10 de febrero de 2019
10.02.2019
Inmigración

Las cámaras creen que es un barco de recreo

La Benemérita controla los 208 kilómetros de costa que tiene la Región de Murcia tanto con su presencia física como a distancia, valiéndose de la tecnología: hay dispositivos convenientemente repartidos por las playas

10.02.2019 | 04:00
Imagen de un operativo de la Benemérita en alta mar.

Otra ventaja de la moto de agua es que se puede confundir con una embarcación de recreo y pasa desapercibida a las cámaras de vigilancia que blindan la costa. De hecho, lo consiguen habitualmente.

Una red de estaciones instaladas a lo largo de la costa española rastrea permanentemente el mar. En la provincia, la Benemérita controla los 208 kilómetros de costa que tiene la Región de Murcia tanto con su presencia física como a distancia, valiéndose de la tecnología. Hay cámaras convenientemente repartidas por las playas. En las oficinas del Sistema Integrado de Vigilancia Exterior (SIVE), en la Comandancia de Murcia, las miran todo el rato.

La idea no es solamente detectar cuándo llega una patera, que también, sino que sirven para ver si hay alijos de droga por alta mar o si se ha producido un accidente: un velero ardiendo, por ejemplo. También controlan la pesca irregular. En el SIVE, donde trabajan las 24 horas, están en comunicación constante con el Servicio Marítimo.

Las motos de agua o las gomas neumáticas se detectan en el radar como vehículos que van muy rápido. No son pateras al uso. Las Fuerzas y Cuerpos de Seguridad detectaron estos ingenios hace ya algunos años. Era la época en la que abundaban las barcas hinchables de juguete que los inmigrantes compraban en comercios de Marruecos para aventurarse en grupo y esquivar a las mafias. Las motos en sí eran una alternativa, pero deluxe. Costaba mucho el viaje.

El Servicio Marítimo de la Guardia Civil tiene en España varias motos acuáticas para combatir la inmigración ilegal y el tráfico de drogas.

Las patrullas marítimas del Instituto Armado en ocasiones sí inician la persecución, pero cuando logran interceptar la moto, en ella solo viaja el piloto, de vuelta hacia costas marroquíes.

Las motos de agua sí llevan años siendo empleadas para pasar estupefacientes a la Península Ibérica. La película El Niño, de Daniel Monzón, acercó este tipo de historias al gran público: ambientada en el Estrecho, la cinta enfrenta a unos adolescentes que dan sus primeros pasos en el mundo del narcotráfico contra un grupo de policías que tratan de desarticular las redes criminales de la zona.

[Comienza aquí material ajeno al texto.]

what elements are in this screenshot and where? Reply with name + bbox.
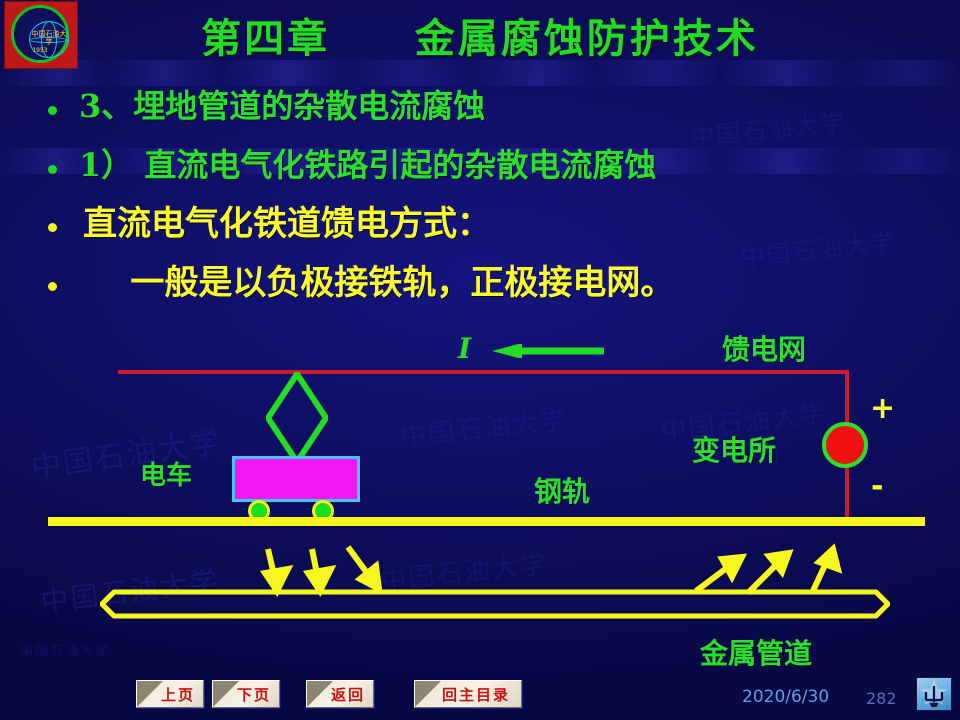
current-symbol-label: I	[458, 332, 471, 365]
label-steel-rail: 钢轨	[534, 470, 590, 510]
label-substation: 变电所	[692, 429, 776, 469]
bullet-dot	[48, 223, 57, 232]
tram-body	[232, 456, 360, 502]
watermark-text: 中国石油大学	[20, 640, 110, 659]
polarity-negative-label: -	[871, 472, 883, 502]
label-metal-pipeline: 金属管道	[700, 632, 812, 672]
metal-pipeline	[100, 588, 890, 620]
prev-page-label: 上页	[145, 684, 195, 705]
bullet-dot	[48, 282, 57, 291]
bullet-item-3: 直流电气化铁道馈电方式：	[48, 203, 491, 245]
return-label: 返回	[315, 684, 365, 705]
bullet-item-4: 一般是以负极接铁轨，正极接电网。	[48, 262, 674, 304]
page-title: 第四章 金属腐蚀防护技术	[0, 6, 960, 64]
watermark-text: 中国石油大学	[739, 222, 898, 273]
label-tram: 电车	[140, 455, 192, 492]
main-menu-button[interactable]: 回主目录	[414, 680, 522, 708]
bullet-dot	[48, 106, 57, 115]
label-feeder-network: 馈电网	[722, 328, 806, 368]
bullet-text: 1） 直流电气化铁路引起的杂散电流腐蚀	[79, 145, 656, 185]
footer-date: 2020/6/30	[742, 687, 829, 707]
footer-page-number: 282	[866, 689, 897, 708]
next-page-button[interactable]: 下页	[212, 680, 280, 708]
watermark-text: 中国石油大学	[399, 399, 570, 453]
watermark-text: 中国石油大学	[28, 417, 224, 487]
pantograph-icon	[266, 372, 328, 464]
substation-symbol	[822, 422, 868, 468]
next-page-label: 下页	[221, 684, 271, 705]
steel-rail-line	[48, 517, 925, 526]
bullet-dot	[48, 165, 57, 174]
presentation-logo-icon	[916, 677, 952, 711]
bullet-text: 3、埋地管道的杂散电流腐蚀	[79, 86, 485, 126]
bullet-text: 一般是以负极接铁轨，正极接电网。	[83, 262, 674, 304]
bullet-item-1: 3、埋地管道的杂散电流腐蚀	[48, 86, 485, 126]
feeder-wire-horizontal	[118, 370, 848, 374]
main-menu-label: 回主目录	[426, 684, 510, 705]
polarity-positive-label: +	[870, 394, 895, 424]
return-button[interactable]: 返回	[306, 680, 374, 708]
bullet-text: 直流电气化铁道馈电方式：	[83, 203, 491, 245]
current-direction-arrow-icon	[492, 344, 604, 358]
prev-page-button[interactable]: 上页	[136, 680, 204, 708]
watermark-text: 中国石油大学	[689, 102, 848, 153]
slide-canvas: 中国石油大学 中国石油大学 中国石油大学 中国石油大学 中国石油大学 中国石油大…	[0, 0, 960, 720]
bullet-item-2: 1） 直流电气化铁路引起的杂散电流腐蚀	[48, 145, 656, 185]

Volviendo al método tradicional de las barcazas, en las que la gente se juega la vida, más de mil personas llegaron a las costas de la Región en patera el año pasado, según los datos que maneja la Delegación del Gobierno. En concreto, este organismo detallaba, a finales de 2018, que la Región de Murcia había recibido a un total de 1.104 inmigrantes a bordo de 97 pateras, la inmensa mayoría de origen argelino. De ellos, 997 eran hombres, 37 mujeres y 70 menores de edad.

Capitanía Marítima ya alertaba entonces de que había aumentado el nivel adquisitivo de las personas que cruzan el Mediterráneo. Ponían el acento en que personas viajaban en barcos nodriza hasta un punto del mar, donde hacían trasbordo en una de las citadas embarcaciones ligeras equipadas con un pequeño motor y bidones de combustible.